5 – Contratos no Código de Defesa do Consumidor
5.1 – Breve evolução Histórica
5.1.1 – Liberdade Contratual: desenvolvimento
Até o Século XIX havia uma certa liberdade de contratar. As partes envolvidas numa relação de consumo podiam discutir as cláusulas contratuais, adequando-as conforme seus interesses.
O liberalismo econômico trouxe a chamada autonomia da vontade, em que era consagrada a liberdade de contratação, mediante a igualdade jurídica dos contratantes.
Na segunda metade do século XIX, observou-se um crescimento no comércio, que cada vez mais se preocupava com o aumento da comercialização, esquecendo-se da justiça social frente à figura do consumidor.
O século XX trouxe modificações importantíssimas na sociedade de consumo.

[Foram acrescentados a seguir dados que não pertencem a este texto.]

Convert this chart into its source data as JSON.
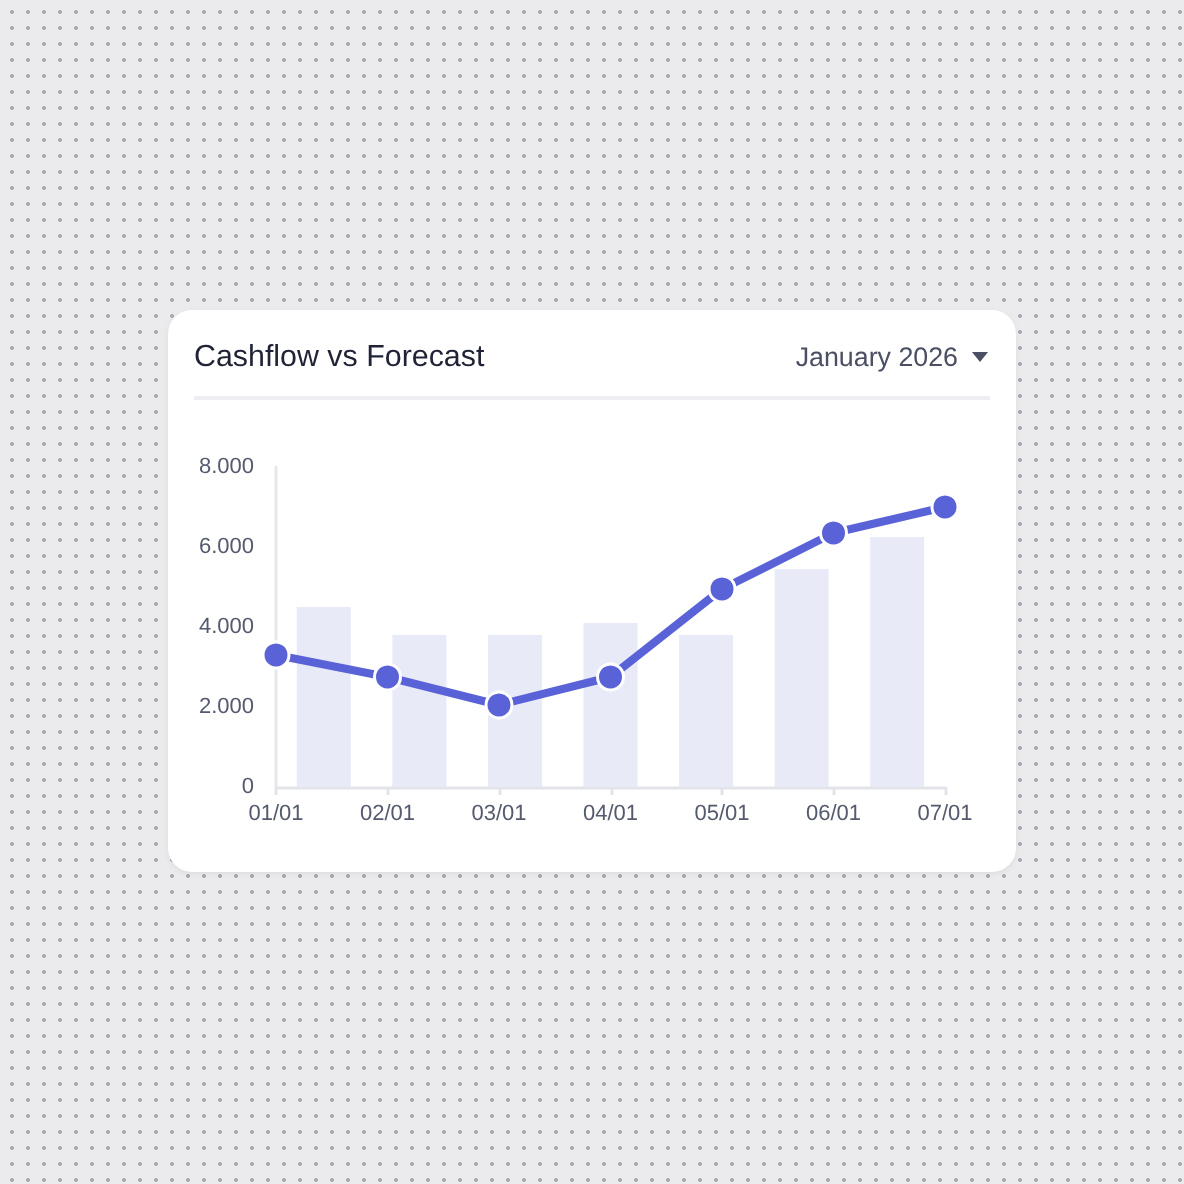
{
  "chart_data": {
    "type": "bar",
    "title": "Cashflow vs Forecast",
    "annotations": [
      "January 2026"
    ],
    "categories": [
      "01/01",
      "02/01",
      "03/01",
      "04/01",
      "05/01",
      "06/01",
      "07/01"
    ],
    "series": [
      {
        "color": "#e8eaf8",
        "values": [
          4500,
          3800,
          3800,
          4100,
          3800,
          5450,
          6250
        ]
      },
      {
        "type": "line",
        "color": "#5a62d8",
        "values": [
          3300,
          2750,
          2050,
          2750,
          4950,
          6350,
          7000
        ]
      }
    ],
    "ylim": [
      0,
      8000
    ],
    "yticks": [
      {
        "value": 0,
        "label": "0"
      },
      {
        "value": 2000,
        "label": "2.000"
      },
      {
        "value": 4000,
        "label": "4.000"
      },
      {
        "value": 6000,
        "label": "6.000"
      },
      {
        "value": 8000,
        "label": "8.000"
      }
    ],
    "grid": false,
    "marker": "circle",
    "line_style": "solid"
  }
}
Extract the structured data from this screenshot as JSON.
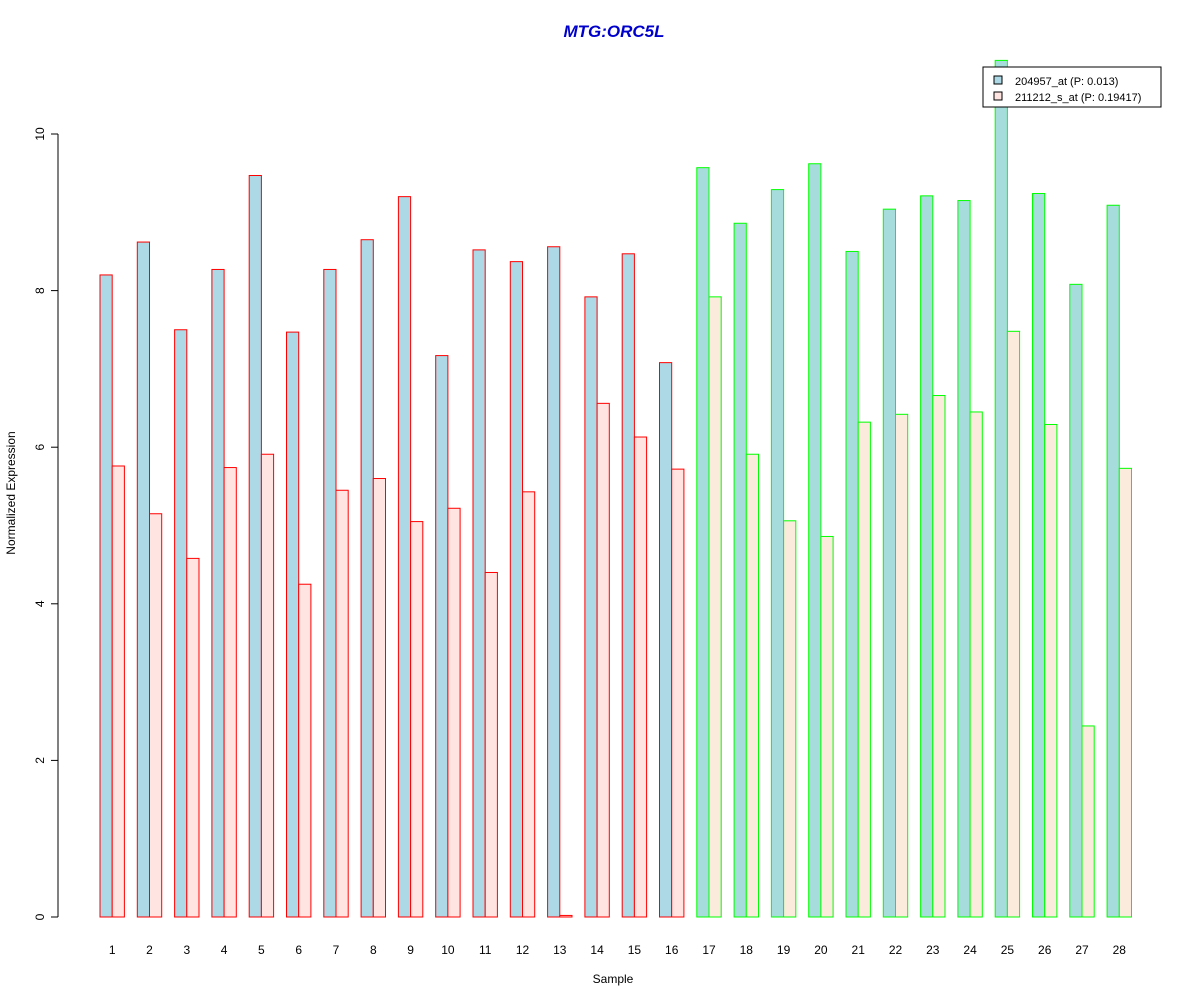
{
  "chart_data": {
    "type": "bar",
    "title": "MTG:ORC5L",
    "xlabel": "Sample",
    "ylabel": "Normalized Expression",
    "ylim": [
      0,
      10
    ],
    "yticks": [
      0,
      2,
      4,
      6,
      8,
      10
    ],
    "grid": false,
    "legend_position": "top-right",
    "categories": [
      "1",
      "2",
      "3",
      "4",
      "5",
      "6",
      "7",
      "8",
      "9",
      "10",
      "11",
      "12",
      "13",
      "14",
      "15",
      "16",
      "17",
      "18",
      "19",
      "20",
      "21",
      "22",
      "23",
      "24",
      "25",
      "26",
      "27",
      "28"
    ],
    "group_border_colors": [
      "#FF0000",
      "#FF0000",
      "#FF0000",
      "#FF0000",
      "#FF0000",
      "#FF0000",
      "#FF0000",
      "#FF0000",
      "#FF0000",
      "#FF0000",
      "#FF0000",
      "#FF0000",
      "#FF0000",
      "#FF0000",
      "#FF0000",
      "#FF0000",
      "#00FF00",
      "#00FF00",
      "#00FF00",
      "#00FF00",
      "#00FF00",
      "#00FF00",
      "#00FF00",
      "#00FF00",
      "#00FF00",
      "#00FF00",
      "#00FF00",
      "#00FF00"
    ],
    "series": [
      {
        "name": "204957_at (P: 0.013)",
        "fill": "#ADD8E6",
        "fill_alt": "#A6DDDC",
        "values": [
          8.2,
          8.62,
          7.5,
          8.27,
          9.47,
          7.47,
          8.27,
          8.65,
          9.2,
          7.17,
          8.52,
          8.37,
          8.56,
          7.92,
          8.47,
          7.08,
          9.57,
          8.86,
          9.29,
          9.62,
          8.5,
          9.04,
          9.21,
          9.15,
          10.94,
          9.24,
          8.08,
          9.09
        ]
      },
      {
        "name": "211212_s_at (P: 0.19417)",
        "fill": "#FFE4E1",
        "fill_alt": "#FAEBDC",
        "values": [
          5.76,
          5.15,
          4.58,
          5.74,
          5.91,
          4.25,
          5.45,
          5.6,
          5.05,
          5.22,
          4.4,
          5.43,
          0.02,
          6.56,
          6.13,
          5.72,
          7.92,
          5.91,
          5.06,
          4.86,
          6.32,
          6.42,
          6.66,
          6.45,
          7.48,
          6.29,
          2.44,
          5.73
        ]
      }
    ]
  }
}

O crescimento industrial e tecnológico (principalmente a partir da segunda metade do século XX), aliados a um mercado apto a consumir, despertou a necessidade de regulamentação das relações de consumo.
O fato é que houve uma massificação dos contratos na economia, o que foi extremamente acentuado no final do século XX. O desequilíbrio nas relações de consumo era cada vez mais alarmante.

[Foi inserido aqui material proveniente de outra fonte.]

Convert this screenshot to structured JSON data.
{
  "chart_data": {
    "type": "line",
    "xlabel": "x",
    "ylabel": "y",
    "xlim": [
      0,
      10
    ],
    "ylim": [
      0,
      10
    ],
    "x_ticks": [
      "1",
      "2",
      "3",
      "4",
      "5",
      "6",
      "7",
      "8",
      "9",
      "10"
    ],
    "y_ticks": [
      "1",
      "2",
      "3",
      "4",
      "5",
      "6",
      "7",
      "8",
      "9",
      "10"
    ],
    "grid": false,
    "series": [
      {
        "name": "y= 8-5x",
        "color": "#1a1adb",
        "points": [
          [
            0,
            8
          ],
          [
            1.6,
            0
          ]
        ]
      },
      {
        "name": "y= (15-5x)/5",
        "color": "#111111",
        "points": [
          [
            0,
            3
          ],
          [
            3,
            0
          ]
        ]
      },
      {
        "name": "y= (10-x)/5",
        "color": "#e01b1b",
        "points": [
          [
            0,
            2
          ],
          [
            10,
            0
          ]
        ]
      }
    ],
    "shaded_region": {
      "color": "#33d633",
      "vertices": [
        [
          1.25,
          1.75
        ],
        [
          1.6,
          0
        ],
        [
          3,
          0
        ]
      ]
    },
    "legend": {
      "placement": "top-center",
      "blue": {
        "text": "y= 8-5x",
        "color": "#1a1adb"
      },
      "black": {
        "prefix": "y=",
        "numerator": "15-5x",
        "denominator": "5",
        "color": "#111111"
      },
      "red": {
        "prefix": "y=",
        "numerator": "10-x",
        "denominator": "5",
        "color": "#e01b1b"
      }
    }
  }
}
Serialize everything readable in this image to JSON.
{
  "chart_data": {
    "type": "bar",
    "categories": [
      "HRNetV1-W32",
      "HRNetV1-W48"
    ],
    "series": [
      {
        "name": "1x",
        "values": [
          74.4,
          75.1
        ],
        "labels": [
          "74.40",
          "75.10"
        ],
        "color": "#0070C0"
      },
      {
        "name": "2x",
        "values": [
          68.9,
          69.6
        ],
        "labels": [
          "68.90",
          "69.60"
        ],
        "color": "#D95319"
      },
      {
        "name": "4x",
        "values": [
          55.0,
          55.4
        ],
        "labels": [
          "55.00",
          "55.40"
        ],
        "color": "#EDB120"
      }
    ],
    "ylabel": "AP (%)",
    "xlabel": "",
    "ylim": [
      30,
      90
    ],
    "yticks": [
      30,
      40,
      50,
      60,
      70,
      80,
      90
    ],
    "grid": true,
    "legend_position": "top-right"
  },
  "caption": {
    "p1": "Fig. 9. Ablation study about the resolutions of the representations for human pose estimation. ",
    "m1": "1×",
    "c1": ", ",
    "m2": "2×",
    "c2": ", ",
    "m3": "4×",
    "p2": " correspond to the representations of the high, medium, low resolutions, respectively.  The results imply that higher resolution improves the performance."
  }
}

O Código de Defesa do Consumidor veio trazer, por conseguinte, a regulamentação da proteção desejada. Sua aplicação tem adquirido dia-a-dia maior aceitabilidade. Desta forma, a Política Nacional de Consumo emerge na sociedade do início do século XXI como sendo uma garantia de respeito às relações de consumo. Sua fórmula impulsiona o mercado conduzindo-o ao desenvolvimento e ao progresso.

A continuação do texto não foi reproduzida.